Dynamic groups versus ABAC
The difference between native Entra dynamic groups and ServiceChanger's ABAC approach, and when to use which.
What dynamic groups are
Dynamic groups are an Entra ID feature. A single group gets a membership rule and Entra fills that group automatically based on attributes. It is a fine solution for individual groups, but you manage each rule separately, per group, in the Entra portal.
What ServiceChanger does differently
ABAC in ServiceChanger works at tenant level across multiple groups at once. Instead of maintaining a separate rule per group, you define centrally which attribute grants which groups. That gives you:
- One view of which attribute grants which access, across your whole tenant.
- History and audit of changes, so you can look back at why someone was in a group.
- On-prem reach: the same rule can also fill on-prem AD groups, through the runbook and Entra Connect. Native dynamic groups are cloud only.
- Safe rollout: test a new rule on a small test group first before you apply it more broadly.

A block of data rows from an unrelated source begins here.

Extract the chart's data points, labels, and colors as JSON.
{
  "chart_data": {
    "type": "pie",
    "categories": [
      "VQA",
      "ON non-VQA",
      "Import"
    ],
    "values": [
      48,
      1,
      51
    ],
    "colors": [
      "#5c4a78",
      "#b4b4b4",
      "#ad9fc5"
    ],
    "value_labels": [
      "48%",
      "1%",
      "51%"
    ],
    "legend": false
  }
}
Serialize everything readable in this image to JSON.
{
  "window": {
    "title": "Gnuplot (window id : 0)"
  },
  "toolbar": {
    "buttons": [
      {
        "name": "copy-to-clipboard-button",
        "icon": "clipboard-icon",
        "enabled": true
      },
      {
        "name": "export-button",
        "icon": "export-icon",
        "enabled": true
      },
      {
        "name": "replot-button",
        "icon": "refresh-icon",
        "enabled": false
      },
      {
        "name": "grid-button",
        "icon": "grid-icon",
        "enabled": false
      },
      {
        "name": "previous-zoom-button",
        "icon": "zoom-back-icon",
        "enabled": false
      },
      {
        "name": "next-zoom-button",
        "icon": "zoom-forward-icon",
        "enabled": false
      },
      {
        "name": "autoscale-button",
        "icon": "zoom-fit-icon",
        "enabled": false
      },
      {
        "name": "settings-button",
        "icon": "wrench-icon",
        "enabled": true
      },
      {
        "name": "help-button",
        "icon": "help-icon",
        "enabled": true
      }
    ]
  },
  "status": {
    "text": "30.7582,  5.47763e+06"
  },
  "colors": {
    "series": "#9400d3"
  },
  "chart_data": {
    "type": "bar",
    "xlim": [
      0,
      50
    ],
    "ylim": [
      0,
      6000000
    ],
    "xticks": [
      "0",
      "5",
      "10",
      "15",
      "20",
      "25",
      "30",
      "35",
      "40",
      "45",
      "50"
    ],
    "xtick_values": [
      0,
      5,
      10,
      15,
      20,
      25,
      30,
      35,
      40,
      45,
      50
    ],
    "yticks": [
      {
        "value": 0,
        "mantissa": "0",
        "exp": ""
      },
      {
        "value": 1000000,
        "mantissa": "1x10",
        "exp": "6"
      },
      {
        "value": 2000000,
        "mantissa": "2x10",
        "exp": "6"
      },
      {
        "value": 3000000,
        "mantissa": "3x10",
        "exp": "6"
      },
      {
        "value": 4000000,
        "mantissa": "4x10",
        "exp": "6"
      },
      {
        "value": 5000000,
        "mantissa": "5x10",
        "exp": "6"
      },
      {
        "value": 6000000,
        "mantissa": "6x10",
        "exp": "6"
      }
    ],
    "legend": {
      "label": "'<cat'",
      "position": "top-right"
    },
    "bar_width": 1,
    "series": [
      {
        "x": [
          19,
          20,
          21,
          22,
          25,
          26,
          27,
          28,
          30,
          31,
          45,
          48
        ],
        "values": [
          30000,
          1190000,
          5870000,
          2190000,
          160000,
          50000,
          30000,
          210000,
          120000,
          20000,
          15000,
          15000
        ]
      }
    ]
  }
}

When dynamic groups are enough
If you have a handful of cloud-only groups with simple attribute rules and no on-prem AD, native dynamic groups are perfectly fine. ServiceChanger does not touch existing dynamic groups unless you actively put a rule on them.
When ServiceChanger fits
ServiceChanger is built for environments where:
- access is spread across many groups and attributes,
- you manage both Entra ID and on-prem AD,
- you want to validate and look back before and after you change anything,
- you want to clean up and consolidate groups instead of constantly adding new rules.
Group-based licensing
Group-based licensing is a separate, native Entra feature where Microsoft ties licenses to group membership. ServiceChanger does not do that itself. It fills the groups according to your rules and separately tracks usage of the licenses. Actually tying a SKU to a group stays with Microsoft. See License tracking.